I have changed expiration date of my pgp key several times. Recently I looked at it and started to worry about the mess I can see there:
$ gpg --list-sigs AAAAAAAAAAAAAAAA
pub 4096R/AAAAAAAA 2014-11-23
uid Foo Bar <[email protected]>
sig 3 AAAAAAAA 2018-03-01 Foo Bar <[email protected]>
sig 3 AAAAAAAA 2016-04-11 Foo Bar <[email protected]>
sig 3 AAAAAAAA 2016-11-11 Foo Bar <[email protected]>
uid Foo Bar (org) <[email protected]>
sig 3 AAAAAAAA 2017-10-12 Foo Bar <[email protected]>
sig 3 AAAAAAAA 2018-03-01 Foo Bar <[email protected]>
sig 3 AAAAAAAA 2016-04-11 Foo Bar <[email protected]>
sig 3 AAAAAAAA 2016-11-11 Foo Bar <[email protected]>
sig 3 AAAAAAAA 2014-11-23 Foo Bar <[email protected]>
uid Foo Bar (net) <[email protected]>
sig 3 AAAAAAAA 2018-03-01 Foo Bar <[email protected]>
sub 4096R/BBBBBBBB 2014-11-23 [expires: 2019-01-11]

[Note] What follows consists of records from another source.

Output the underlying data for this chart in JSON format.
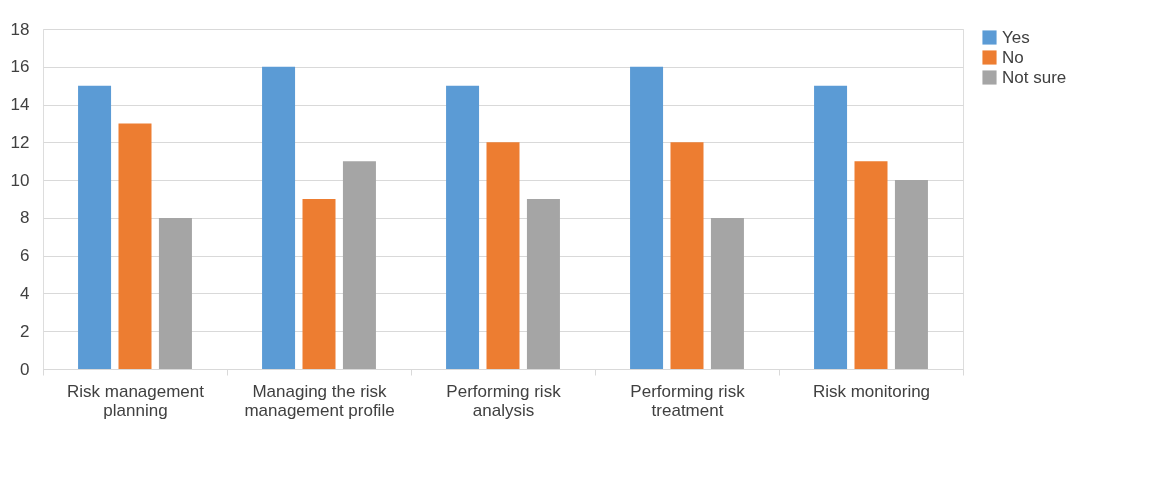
{
  "chart_data": {
    "type": "bar",
    "categories": [
      "Risk management planning",
      "Managing the risk management profile",
      "Performing risk analysis",
      "Performing risk treatment",
      "Risk monitoring"
    ],
    "series": [
      {
        "name": "Yes",
        "color": "#5b9bd5",
        "values": [
          15,
          16,
          15,
          16,
          15
        ]
      },
      {
        "name": "No",
        "color": "#ed7d31",
        "values": [
          13,
          9,
          12,
          12,
          11
        ]
      },
      {
        "name": "Not sure",
        "color": "#a5a5a5",
        "values": [
          8,
          11,
          9,
          8,
          10
        ]
      }
    ],
    "ylim": [
      0,
      18
    ],
    "yticks": [
      0,
      2,
      4,
      6,
      8,
      10,
      12,
      14,
      16,
      18
    ],
    "grid": "y",
    "legend": "right"
  }
}
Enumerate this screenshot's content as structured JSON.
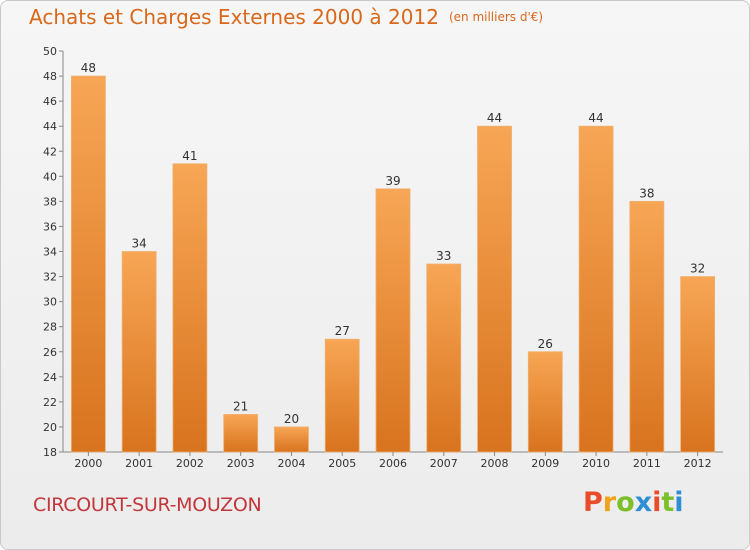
{
  "page": {
    "title": "Achats et Charges Externes 2000 à 2012",
    "unit": "(en milliers d'€)",
    "commune": "CIRCOURT-SUR-MOUZON",
    "logo_letters": [
      "P",
      "r",
      "o",
      "x",
      "i",
      "t",
      "i"
    ]
  },
  "colors": {
    "title": "#d9681b",
    "commune": "#c2373c",
    "bar_top": "#f7a655",
    "bar_bottom": "#d8731e",
    "logo": [
      "#e94b2b",
      "#f0a21b",
      "#7bbf2a",
      "#2f8fd6",
      "#e94b2b",
      "#7bbf2a",
      "#2f8fd6"
    ]
  },
  "chart_data": {
    "type": "bar",
    "title": "Achats et Charges Externes 2000 à 2012",
    "ylabel": "(en milliers d'€)",
    "categories": [
      "2000",
      "2001",
      "2002",
      "2003",
      "2004",
      "2005",
      "2006",
      "2007",
      "2008",
      "2009",
      "2010",
      "2011",
      "2012"
    ],
    "values": [
      48,
      34,
      41,
      21,
      20,
      27,
      39,
      33,
      44,
      26,
      44,
      38,
      32
    ],
    "ylim": [
      18,
      50
    ],
    "ytick_step": 2,
    "grid": false,
    "legend": "none"
  }
}
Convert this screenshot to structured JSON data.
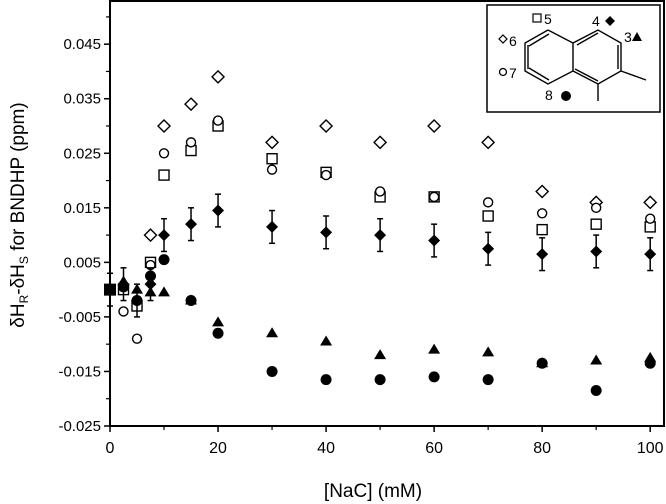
{
  "chart_data": {
    "type": "scatter",
    "xlabel": "[NaC] (mM)",
    "ylabel": "δH_R-δH_S for BNDHP (ppm)",
    "xlim": [
      0,
      102
    ],
    "ylim": [
      -0.025,
      0.052
    ],
    "xticks": [
      "0",
      "20",
      "40",
      "60",
      "80",
      "100"
    ],
    "yticks": [
      "0.045",
      "0.035",
      "0.025",
      "0.015",
      "0.005",
      "-0.005",
      "-0.015",
      "-0.025"
    ],
    "grid": false,
    "x": [
      0,
      2.5,
      5,
      7.5,
      10,
      15,
      20,
      30,
      40,
      50,
      60,
      70,
      80,
      90,
      100
    ],
    "series": [
      {
        "name": "6",
        "marker": "open-diamond",
        "values": [
          null,
          null,
          null,
          0.01,
          0.03,
          0.034,
          0.039,
          0.027,
          0.03,
          0.027,
          0.03,
          0.027,
          0.018,
          0.016,
          0.016
        ]
      },
      {
        "name": "5",
        "marker": "open-square",
        "values": [
          0,
          0.0,
          -0.003,
          0.005,
          0.021,
          0.0255,
          0.03,
          0.024,
          0.0215,
          0.017,
          0.017,
          0.0135,
          0.011,
          0.012,
          0.0115
        ]
      },
      {
        "name": "7",
        "marker": "open-circle",
        "values": [
          null,
          -0.004,
          -0.009,
          0.0045,
          0.025,
          0.027,
          0.031,
          0.022,
          0.021,
          0.018,
          0.017,
          0.016,
          0.014,
          0.015,
          0.013
        ]
      },
      {
        "name": "4",
        "marker": "filled-diamond",
        "values": [
          0,
          0.001,
          -0.002,
          0.001,
          0.01,
          0.012,
          0.0145,
          0.0115,
          0.0105,
          0.01,
          0.009,
          0.0075,
          0.0065,
          0.007,
          0.0065
        ],
        "error": 0.003
      },
      {
        "name": "3",
        "marker": "filled-triangle",
        "values": [
          0,
          0.0015,
          0.0,
          -0.0005,
          -0.0005,
          -0.002,
          -0.006,
          -0.008,
          -0.0095,
          -0.012,
          -0.011,
          -0.0115,
          -0.0135,
          -0.013,
          -0.0125
        ]
      },
      {
        "name": "8",
        "marker": "filled-circle",
        "values": [
          0,
          0.0005,
          -0.002,
          0.0025,
          0.0055,
          -0.002,
          -0.008,
          -0.015,
          -0.0165,
          -0.0165,
          -0.016,
          -0.0165,
          -0.0135,
          -0.0185,
          -0.0135
        ]
      }
    ],
    "inset_labels": {
      "p5": "5",
      "p4": "4",
      "p6": "6",
      "p3": "3",
      "p7": "7",
      "p8": "8"
    }
  }
}
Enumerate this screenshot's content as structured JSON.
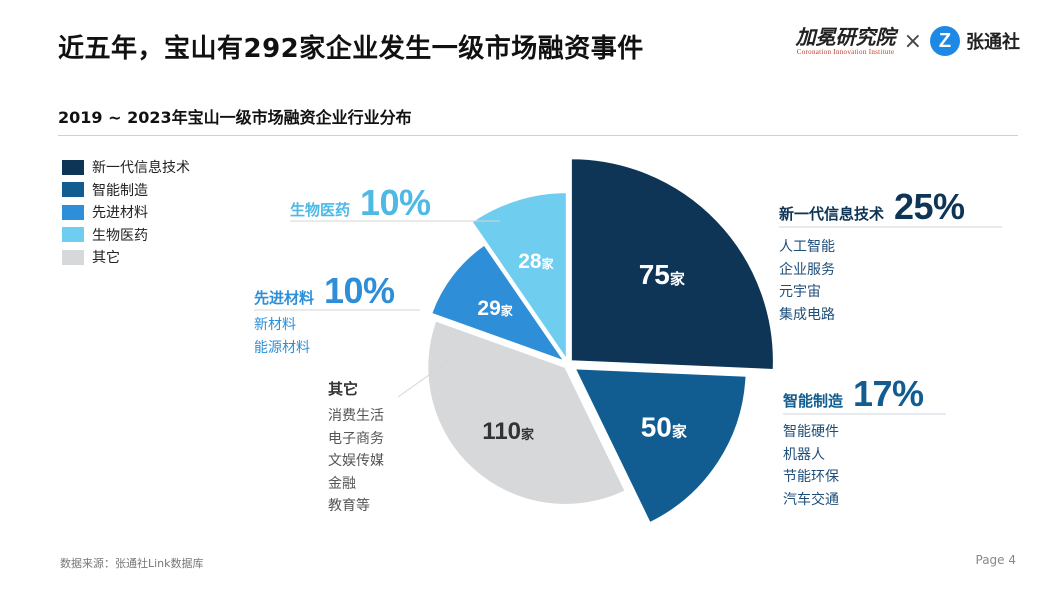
{
  "header": {
    "title": "近五年，宝山有292家企业发生一级市场融资事件",
    "brand_cn": "加冕研究院",
    "brand_en": "Coronation Innovation Institute",
    "brand_cross": "×",
    "brand_z_letter": "Z",
    "brand_z_name": "张通社"
  },
  "subtitle": "2019 ~ 2023年宝山一级市场融资企业行业分布",
  "unit": "家",
  "colors": {
    "new_it": "#0e3556",
    "smart_mfg": "#115d91",
    "adv_mat": "#2e8fd8",
    "bio": "#6fcdf0",
    "other": "#d7d8da",
    "pct_dark": "#0e3556",
    "pct_mid": "#115d91",
    "pct_light": "#2e8fd8",
    "pct_bio": "#4fb9e6"
  },
  "legend": [
    {
      "label": "新一代信息技术",
      "color": "#0e3556"
    },
    {
      "label": "智能制造",
      "color": "#115d91"
    },
    {
      "label": "先进材料",
      "color": "#2e8fd8"
    },
    {
      "label": "生物医药",
      "color": "#6fcdf0"
    },
    {
      "label": "其它",
      "color": "#d7d8da"
    }
  ],
  "chart_data": {
    "type": "pie",
    "title": "2019 ~ 2023年宝山一级市场融资企业行业分布",
    "unit": "家",
    "slices": [
      {
        "name": "新一代信息技术",
        "value": 75,
        "percent": "25%"
      },
      {
        "name": "智能制造",
        "value": 50,
        "percent": "17%"
      },
      {
        "name": "其它",
        "value": 110,
        "percent": ""
      },
      {
        "name": "先进材料",
        "value": 29,
        "percent": "10%"
      },
      {
        "name": "生物医药",
        "value": 28,
        "percent": "10%"
      }
    ]
  },
  "callouts": {
    "new_it": {
      "name": "新一代信息技术",
      "pct": "25%",
      "subs": [
        "人工智能",
        "企业服务",
        "元宇宙",
        "集成电路"
      ]
    },
    "smart_mfg": {
      "name": "智能制造",
      "pct": "17%",
      "subs": [
        "智能硬件",
        "机器人",
        "节能环保",
        "汽车交通"
      ]
    },
    "adv_mat": {
      "name": "先进材料",
      "pct": "10%",
      "subs": [
        "新材料",
        "能源材料"
      ]
    },
    "bio": {
      "name": "生物医药",
      "pct": "10%",
      "subs": []
    },
    "other": {
      "name": "其它",
      "pct": "",
      "subs": [
        "消费生活",
        "电子商务",
        "文娱传媒",
        "金融",
        "教育等"
      ]
    }
  },
  "footer": {
    "source": "数据来源：张通社Link数据库",
    "page": "Page 4"
  }
}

sig AAAAAAAA 2017-10-12 Foo Bar <[email protected]>
From What do these signatures of my PGP key mean? I know that the redundant signatures come from key manipulation.
I would like to remove them so my public key is small. I think I can use clean
option of gpg --edit AAAAAAAAAAAAAAAA
for that purpose.
However I wonder whether there are is any reason for which I should not remove the redundant self-signatures?